7 Tempat Wisata di Toraja Utara ini Wajib Banget Dikunjungi

Wisata Sulawesi Selatan

7 Tempat Wisata di Toraja Utara ini Wajib Banget Dikunjungi

Edward Ridwan - detikSulsel
Sabtu, 01 Okt 2022 03:00 WIB
Desa adat di Tana Toraja
Tempat wisata di Toraja Utara (Foto: Saepulloh/d'Traveler)
Makassar -

Tempat wisata di Toraja Utara sudah sangat terkenal hingga ke seluruh Nusantara bahkan mancanegara. Khususnya ragam keunikan budayanya yang sangat menarik untuk dikunjungi.

Kabupaten Toraja Utara adalah daerah hasil pemekaran dari Kabupaten Tana Toraja. Kabupaten ini berdiri sejak tahun 2008 dan beribukota di Rantepao.

Selain keunikan budaya suku Toraja yang unik, terdapat sejumlah destinasi wisata di Toraja Utara yang sayang jika dilewatkan. Selain budaya, tempat wisata di Toraja Utara juga meliputi wisata alam dan wisata sejarah.


Dilansir detikSulsel dari berbagai sumber, berikut beberapa daftar tempat wisata di Toraja Utara yang menawarkan keindahan dan pengalaman menarik saat dikunjungi:

1. Wisata Kete Kesu

Desa adat di Tana TorajaDesa adat Kete Kesu di Tana Toraja (Foto: Saepulloh/d'Traveler)

Desa Kete Kesu adalah salah satu tempat wisata di Toraja Utara yang cukup populer. Terutama terkait kekentalan adat istiadat dan beberapa peninggalan sejarahnya.

Pemandangan utama yang akan disaksikan di kawasan ini adalah deretan rumah adat tongkonan yang berjejer rapi. Rumah-rumah adat khas Toraja ini sangat menarik untuk dijadikan spot foto.

Masuk lebih dalam, pengunjung akan menemukan peninggalan purbakala berupa kuburan batu yang berumur ratusan tahun. Situs purbakala ini bahkan telah diakui sebagai warisan budaya dunia oleh UNESCO.

Masyarakat di desa Kete Kesu masih memegang teguh adat istiadat warisan leluhur. Karena itu pengunjung diwajibkan juga untuk menjaga sikap dan aturan saat berkunjung ke desa ini.

Berkunjung ke desa Kete Kesu sebaiknya pada bulan-bulan Juni hingga Desember. Pasalnya di bulan tersebut biasanya banyak upacara-upacara adat yang bisa disaksikan secara langsung.
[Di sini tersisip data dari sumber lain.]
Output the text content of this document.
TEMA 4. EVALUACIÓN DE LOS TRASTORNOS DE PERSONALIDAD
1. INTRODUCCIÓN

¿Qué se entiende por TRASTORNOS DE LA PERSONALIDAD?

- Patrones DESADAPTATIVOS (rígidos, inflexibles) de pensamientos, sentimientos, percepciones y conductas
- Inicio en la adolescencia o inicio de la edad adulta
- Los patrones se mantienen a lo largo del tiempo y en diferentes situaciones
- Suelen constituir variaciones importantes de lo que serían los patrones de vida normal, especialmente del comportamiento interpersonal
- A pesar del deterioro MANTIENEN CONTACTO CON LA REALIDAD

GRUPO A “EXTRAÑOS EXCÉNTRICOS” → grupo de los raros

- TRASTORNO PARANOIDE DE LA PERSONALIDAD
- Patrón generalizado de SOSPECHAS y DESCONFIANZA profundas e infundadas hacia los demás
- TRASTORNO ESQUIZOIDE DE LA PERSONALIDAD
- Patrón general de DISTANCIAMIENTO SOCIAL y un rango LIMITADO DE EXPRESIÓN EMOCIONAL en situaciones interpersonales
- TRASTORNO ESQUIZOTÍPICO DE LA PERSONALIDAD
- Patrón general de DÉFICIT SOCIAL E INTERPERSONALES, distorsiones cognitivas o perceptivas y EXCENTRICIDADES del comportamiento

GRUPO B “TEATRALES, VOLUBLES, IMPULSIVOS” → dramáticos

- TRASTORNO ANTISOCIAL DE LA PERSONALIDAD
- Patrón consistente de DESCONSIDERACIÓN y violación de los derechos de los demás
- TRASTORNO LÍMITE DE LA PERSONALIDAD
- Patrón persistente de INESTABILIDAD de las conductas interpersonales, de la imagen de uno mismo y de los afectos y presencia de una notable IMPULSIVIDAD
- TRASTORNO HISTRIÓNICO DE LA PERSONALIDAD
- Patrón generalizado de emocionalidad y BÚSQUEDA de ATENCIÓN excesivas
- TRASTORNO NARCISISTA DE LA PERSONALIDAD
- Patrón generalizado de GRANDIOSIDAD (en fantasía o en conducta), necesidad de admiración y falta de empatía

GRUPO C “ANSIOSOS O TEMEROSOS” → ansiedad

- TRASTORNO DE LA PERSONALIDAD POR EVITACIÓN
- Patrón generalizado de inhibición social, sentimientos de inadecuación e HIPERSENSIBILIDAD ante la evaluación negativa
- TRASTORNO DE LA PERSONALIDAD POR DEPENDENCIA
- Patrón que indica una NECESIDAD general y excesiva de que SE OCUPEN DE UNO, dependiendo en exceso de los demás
Akses ke kawasan desa Kete Kesu pun tidak sulit, jaraknya yang sangat dekat dengan pusat kota Rantepao, bisa dikunjungi dengan kendaraan umum. Biaya tiket masuk pun sangat murah, yakni Rp 5.000 untuk wisatawan lokal dan Rp 10.000 untuk wisatawan mancanegara.

Sebelum pulang, jangan lupa untuk membeli aneka souvenir unik khas Toraja. Apalagi, karya seni ukir dan pahat dari desa ini sudah terkenal hingga ke berbagai negara.

2. Wisata Museum Ne' Gandeng

Museum Ne GandengMuseum Ne Gandeng (Foto: Disbudpar Sulsel)

Tempat wisata lainnya yang tidak kalah menarik di Toraja Utara adalah Museum Ne' Gandeng. Museum ini terletak di Lembang Palangi, Kecamatan Balusu.

Di sini pengunjung bisa melihat berbagai koleksi museum berupa benda-benda bersejarah dari suku Toraja. Di dalamnya ada batu menhir, patung Ne' Gandeng, patung kerbau dan gong belang.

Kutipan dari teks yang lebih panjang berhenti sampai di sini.